Step 1. Identify the host and port in which ADMIN DB Mongo instance is hosted with the command diagnostics.sh --get_r.
[root@installer ~]# diagnostics.sh --get_r
CPS Diagnostics HA Multi-Node Environment
---------------------------
Checking replica sets...
|----------------------------------------------------------------------------------------------------------------------------------------|
| Mongo:v3.6.17 MONGODB REPLICA-SETS STATUS INFORMATION Date : 2021-09-14 02:56:23 |
|----------------------------------------------------------------------------------------------------------------------------------------|
| SET NAME - PORT : IP ADDRESS - REPLICA STATE - HOST NAME - HEALTH - LAST SYNC - PRIORITY |
|----------------------------------------------------------------------------------------------------------------------------------------|
| ADMIN:set06 |
| Status via arbitervip:27721 sessionmgr01:27721 sessionmgr02:27721 |
| Member-1 - 27721 : - PRIMARY - sessionmgr01 - ON-LINE - -------- - 3 |
| Member-2 - 27721 : - SECONDARY - sessionmgr02 - ON-LINE - 1 sec - 2 |
| Member-3 - 27721 : 192.168.10.146 - ARBITER - arbitervip - ON-LINE - -------- - 0 |
|----------------------------------------------------------------------------------------------------------------------------------------|
Step 2. Log in to the mongo instance where ADMIN DB is present.
Command template:
#mongo --host <sessionmgrXX> --port <Admin_DB__port>
Sample Command:
#mongo --host sessionmgr01 --port 27721
Step 3. Run this command to display all the DBs present in the mongo instance.
set06:PRIMARY> show dbs
admin 0.078GB
config 0.078GB
diameter 0.078GB
keystore 0.078GB
local 4.076GB
policy_trace 2.078GB
queueing 0.078GB
scheduler 0.078GB
sharding 0.078GB
set06:PRIMARY>
Step 4. Run this command to switch to ADMIN DB.
set06:PRIMARY> use admin
switched to db admin
set06:PRIMARY>
Step 5. Run this command to display all the tables present in ADMIN DB.
set06:PRIMARY> show tables
state
system.indexes
system.keys
system.version
set06:PRIMARY>
Step 6. Run this command to check the current state of the system.
set06:PRIMARY> db.state.find()
{ "_id" : "state", "isSystemBad" : true, "lastUpdatedDate" : ISODate("2021-08-11T15:01:13.313Z") }
set06:PRIMARY>
Here, you can see that "isSystemBad" : true.
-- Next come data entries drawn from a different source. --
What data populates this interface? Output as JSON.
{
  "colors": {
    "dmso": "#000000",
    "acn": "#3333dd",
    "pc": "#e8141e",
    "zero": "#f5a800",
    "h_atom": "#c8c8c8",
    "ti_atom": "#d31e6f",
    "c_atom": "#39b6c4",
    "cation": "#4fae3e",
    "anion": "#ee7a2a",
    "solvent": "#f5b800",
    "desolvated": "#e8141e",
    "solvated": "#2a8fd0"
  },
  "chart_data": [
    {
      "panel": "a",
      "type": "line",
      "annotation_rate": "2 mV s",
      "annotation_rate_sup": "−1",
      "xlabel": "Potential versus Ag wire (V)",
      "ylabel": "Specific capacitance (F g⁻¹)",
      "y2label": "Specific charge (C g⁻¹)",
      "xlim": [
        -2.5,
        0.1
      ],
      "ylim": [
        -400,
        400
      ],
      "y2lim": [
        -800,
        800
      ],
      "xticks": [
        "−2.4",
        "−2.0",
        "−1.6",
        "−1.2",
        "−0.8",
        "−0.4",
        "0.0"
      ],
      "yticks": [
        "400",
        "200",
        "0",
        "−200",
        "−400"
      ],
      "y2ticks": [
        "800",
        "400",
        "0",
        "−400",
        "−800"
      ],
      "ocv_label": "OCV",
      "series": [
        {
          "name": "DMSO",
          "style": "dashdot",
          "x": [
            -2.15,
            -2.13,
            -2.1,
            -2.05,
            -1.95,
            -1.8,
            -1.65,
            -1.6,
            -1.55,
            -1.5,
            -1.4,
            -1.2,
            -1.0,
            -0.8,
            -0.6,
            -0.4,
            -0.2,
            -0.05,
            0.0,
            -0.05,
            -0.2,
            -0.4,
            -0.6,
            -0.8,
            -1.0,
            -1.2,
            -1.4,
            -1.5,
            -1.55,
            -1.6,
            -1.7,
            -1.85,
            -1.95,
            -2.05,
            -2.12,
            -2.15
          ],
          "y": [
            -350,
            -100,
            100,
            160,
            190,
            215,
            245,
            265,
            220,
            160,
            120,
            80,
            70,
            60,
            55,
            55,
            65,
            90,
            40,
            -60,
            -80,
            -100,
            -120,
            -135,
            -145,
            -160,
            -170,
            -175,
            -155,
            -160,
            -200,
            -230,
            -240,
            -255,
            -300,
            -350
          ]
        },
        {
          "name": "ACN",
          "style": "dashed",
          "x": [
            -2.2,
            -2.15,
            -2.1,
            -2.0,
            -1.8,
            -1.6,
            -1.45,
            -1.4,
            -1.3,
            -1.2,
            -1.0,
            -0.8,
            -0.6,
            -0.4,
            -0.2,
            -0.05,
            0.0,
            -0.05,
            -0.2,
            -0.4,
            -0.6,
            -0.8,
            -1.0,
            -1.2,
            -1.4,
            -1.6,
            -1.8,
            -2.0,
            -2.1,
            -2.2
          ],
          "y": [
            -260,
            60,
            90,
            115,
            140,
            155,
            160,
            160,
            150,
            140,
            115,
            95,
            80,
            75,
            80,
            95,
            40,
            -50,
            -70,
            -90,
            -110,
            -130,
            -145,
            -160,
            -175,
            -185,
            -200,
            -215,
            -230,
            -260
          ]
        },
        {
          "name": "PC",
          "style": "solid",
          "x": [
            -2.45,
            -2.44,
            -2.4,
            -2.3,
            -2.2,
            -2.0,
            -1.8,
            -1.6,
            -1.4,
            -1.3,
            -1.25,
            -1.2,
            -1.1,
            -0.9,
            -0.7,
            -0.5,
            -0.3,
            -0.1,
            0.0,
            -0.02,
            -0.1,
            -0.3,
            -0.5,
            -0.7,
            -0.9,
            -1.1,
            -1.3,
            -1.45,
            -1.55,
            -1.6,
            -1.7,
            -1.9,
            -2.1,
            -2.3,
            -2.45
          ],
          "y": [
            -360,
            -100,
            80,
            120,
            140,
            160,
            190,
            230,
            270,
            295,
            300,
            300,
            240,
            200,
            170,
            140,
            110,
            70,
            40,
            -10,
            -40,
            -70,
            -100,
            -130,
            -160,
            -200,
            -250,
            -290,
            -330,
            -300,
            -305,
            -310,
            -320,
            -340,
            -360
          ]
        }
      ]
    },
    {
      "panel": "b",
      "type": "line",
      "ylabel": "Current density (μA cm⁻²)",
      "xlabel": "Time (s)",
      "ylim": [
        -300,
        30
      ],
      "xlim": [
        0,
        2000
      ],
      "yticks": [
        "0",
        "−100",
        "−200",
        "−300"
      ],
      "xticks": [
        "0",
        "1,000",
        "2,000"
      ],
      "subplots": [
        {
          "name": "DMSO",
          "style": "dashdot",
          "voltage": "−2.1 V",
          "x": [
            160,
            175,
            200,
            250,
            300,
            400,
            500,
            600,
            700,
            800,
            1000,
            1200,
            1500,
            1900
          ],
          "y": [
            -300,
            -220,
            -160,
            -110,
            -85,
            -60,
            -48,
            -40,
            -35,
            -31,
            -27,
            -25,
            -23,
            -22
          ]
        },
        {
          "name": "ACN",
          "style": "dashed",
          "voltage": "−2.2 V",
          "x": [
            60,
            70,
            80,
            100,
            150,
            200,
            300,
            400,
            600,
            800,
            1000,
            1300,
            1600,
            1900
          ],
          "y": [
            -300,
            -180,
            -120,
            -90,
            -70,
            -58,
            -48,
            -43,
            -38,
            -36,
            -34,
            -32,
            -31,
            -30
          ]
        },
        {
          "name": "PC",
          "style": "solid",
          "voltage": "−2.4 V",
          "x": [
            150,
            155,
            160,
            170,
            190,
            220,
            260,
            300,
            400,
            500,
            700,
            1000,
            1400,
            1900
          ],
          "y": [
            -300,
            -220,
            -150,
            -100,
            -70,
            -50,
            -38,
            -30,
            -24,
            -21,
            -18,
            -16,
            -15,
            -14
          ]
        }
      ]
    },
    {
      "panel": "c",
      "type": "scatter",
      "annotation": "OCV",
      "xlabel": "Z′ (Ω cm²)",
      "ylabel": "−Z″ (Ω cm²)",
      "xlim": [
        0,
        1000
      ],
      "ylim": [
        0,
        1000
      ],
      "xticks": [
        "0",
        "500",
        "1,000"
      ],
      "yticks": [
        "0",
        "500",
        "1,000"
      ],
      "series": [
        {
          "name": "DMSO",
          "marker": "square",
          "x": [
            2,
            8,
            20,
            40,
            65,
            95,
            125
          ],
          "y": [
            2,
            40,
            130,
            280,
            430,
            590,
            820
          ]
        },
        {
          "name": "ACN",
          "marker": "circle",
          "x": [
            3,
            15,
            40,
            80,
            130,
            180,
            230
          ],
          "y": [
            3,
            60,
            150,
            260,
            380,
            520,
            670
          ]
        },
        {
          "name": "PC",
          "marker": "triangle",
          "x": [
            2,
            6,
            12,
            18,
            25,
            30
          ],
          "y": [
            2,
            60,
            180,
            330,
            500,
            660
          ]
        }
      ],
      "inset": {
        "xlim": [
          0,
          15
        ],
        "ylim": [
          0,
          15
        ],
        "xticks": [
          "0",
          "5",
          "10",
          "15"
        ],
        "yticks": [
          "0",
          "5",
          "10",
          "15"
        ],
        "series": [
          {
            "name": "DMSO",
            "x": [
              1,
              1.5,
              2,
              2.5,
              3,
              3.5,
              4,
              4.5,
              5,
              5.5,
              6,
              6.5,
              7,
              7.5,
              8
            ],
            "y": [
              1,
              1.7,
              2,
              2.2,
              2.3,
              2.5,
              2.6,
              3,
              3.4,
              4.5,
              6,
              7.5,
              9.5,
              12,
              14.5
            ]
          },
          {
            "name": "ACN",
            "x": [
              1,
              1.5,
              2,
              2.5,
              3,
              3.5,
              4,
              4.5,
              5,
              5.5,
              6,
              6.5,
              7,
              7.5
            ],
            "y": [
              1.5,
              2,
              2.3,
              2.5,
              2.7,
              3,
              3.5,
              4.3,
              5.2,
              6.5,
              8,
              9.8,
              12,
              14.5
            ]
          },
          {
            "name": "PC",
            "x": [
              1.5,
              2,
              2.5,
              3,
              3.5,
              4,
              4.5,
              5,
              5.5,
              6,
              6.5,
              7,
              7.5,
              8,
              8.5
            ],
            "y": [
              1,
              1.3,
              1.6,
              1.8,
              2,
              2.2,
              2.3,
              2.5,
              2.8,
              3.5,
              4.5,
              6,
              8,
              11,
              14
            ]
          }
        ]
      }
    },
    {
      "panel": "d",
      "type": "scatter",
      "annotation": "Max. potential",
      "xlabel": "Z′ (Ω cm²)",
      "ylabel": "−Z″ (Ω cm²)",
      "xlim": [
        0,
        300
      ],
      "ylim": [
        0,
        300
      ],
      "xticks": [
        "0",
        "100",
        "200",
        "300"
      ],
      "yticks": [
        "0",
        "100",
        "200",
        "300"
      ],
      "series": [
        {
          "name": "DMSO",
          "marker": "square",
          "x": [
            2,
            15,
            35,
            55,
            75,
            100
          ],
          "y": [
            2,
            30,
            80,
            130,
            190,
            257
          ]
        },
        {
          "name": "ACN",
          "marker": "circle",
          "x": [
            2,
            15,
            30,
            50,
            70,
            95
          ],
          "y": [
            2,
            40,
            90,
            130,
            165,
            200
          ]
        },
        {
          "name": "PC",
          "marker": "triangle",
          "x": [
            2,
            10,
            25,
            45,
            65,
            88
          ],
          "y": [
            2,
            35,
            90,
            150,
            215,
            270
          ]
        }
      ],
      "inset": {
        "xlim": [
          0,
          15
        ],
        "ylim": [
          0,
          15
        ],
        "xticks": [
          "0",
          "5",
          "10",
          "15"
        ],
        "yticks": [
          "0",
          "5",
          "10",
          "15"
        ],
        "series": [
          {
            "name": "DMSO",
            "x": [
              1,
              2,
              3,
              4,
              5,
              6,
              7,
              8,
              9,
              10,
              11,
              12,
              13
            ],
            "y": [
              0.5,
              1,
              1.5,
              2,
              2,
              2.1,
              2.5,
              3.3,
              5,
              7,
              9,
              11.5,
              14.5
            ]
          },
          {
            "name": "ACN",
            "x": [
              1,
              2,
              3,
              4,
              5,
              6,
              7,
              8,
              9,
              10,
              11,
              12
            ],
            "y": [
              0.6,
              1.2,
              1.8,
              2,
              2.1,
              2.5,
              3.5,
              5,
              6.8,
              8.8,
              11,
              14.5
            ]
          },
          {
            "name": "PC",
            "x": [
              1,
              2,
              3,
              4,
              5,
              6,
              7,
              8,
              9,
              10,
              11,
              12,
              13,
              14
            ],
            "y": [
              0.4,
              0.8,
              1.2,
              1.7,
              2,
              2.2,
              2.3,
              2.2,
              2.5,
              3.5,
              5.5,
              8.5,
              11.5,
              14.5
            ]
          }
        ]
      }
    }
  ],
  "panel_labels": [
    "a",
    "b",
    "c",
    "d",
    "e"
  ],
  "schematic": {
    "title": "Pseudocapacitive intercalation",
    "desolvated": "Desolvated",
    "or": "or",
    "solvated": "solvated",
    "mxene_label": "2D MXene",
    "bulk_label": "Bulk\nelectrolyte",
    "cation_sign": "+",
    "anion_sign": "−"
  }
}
Hence, you must update this field to "false" in-order to clear CRD BAD state, with the command provided in the next step.
Step 7. Update the field "isSystemBAD" with the command db.state.updateOne({_id:"state"},{$set:{isSystemBad:false}}).
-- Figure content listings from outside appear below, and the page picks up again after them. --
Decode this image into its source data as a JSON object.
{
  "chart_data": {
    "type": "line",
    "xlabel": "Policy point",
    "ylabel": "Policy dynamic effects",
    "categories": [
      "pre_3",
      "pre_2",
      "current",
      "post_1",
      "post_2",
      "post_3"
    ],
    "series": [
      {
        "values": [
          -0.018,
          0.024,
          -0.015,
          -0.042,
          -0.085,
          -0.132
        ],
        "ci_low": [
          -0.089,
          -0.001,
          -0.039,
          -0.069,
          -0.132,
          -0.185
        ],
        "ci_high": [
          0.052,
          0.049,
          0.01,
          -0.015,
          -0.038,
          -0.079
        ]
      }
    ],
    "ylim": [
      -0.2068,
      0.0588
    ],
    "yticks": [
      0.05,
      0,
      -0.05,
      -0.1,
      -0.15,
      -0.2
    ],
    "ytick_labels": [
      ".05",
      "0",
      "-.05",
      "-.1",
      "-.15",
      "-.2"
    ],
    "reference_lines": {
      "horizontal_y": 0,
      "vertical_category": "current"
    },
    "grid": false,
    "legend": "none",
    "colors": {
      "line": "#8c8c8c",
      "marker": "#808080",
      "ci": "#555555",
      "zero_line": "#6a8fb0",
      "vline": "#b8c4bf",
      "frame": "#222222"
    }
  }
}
set06:PRIMARY> db.state.updateOne({_id:"state"},{$set:{isSystemBad:false}})
{ "acknowledged" : true, "matchedCount" : 0, "modifiedCount" : 0 }
set06:PRIMARY>
Step 8. Run the command db.state.find() in order to check if isSystemBad field value has changed to false.
set06:PRIMARY> db.state.find()
{ "_id" : "state", "isSystemBad" : false, "lastUpdatedDate" : ISODate("2021-08-11T15:01:13.313Z") }
set06:PRIMARY>
Step 9. Verify that all CRD APIs are now unblocked, you can manipulate CRD data now.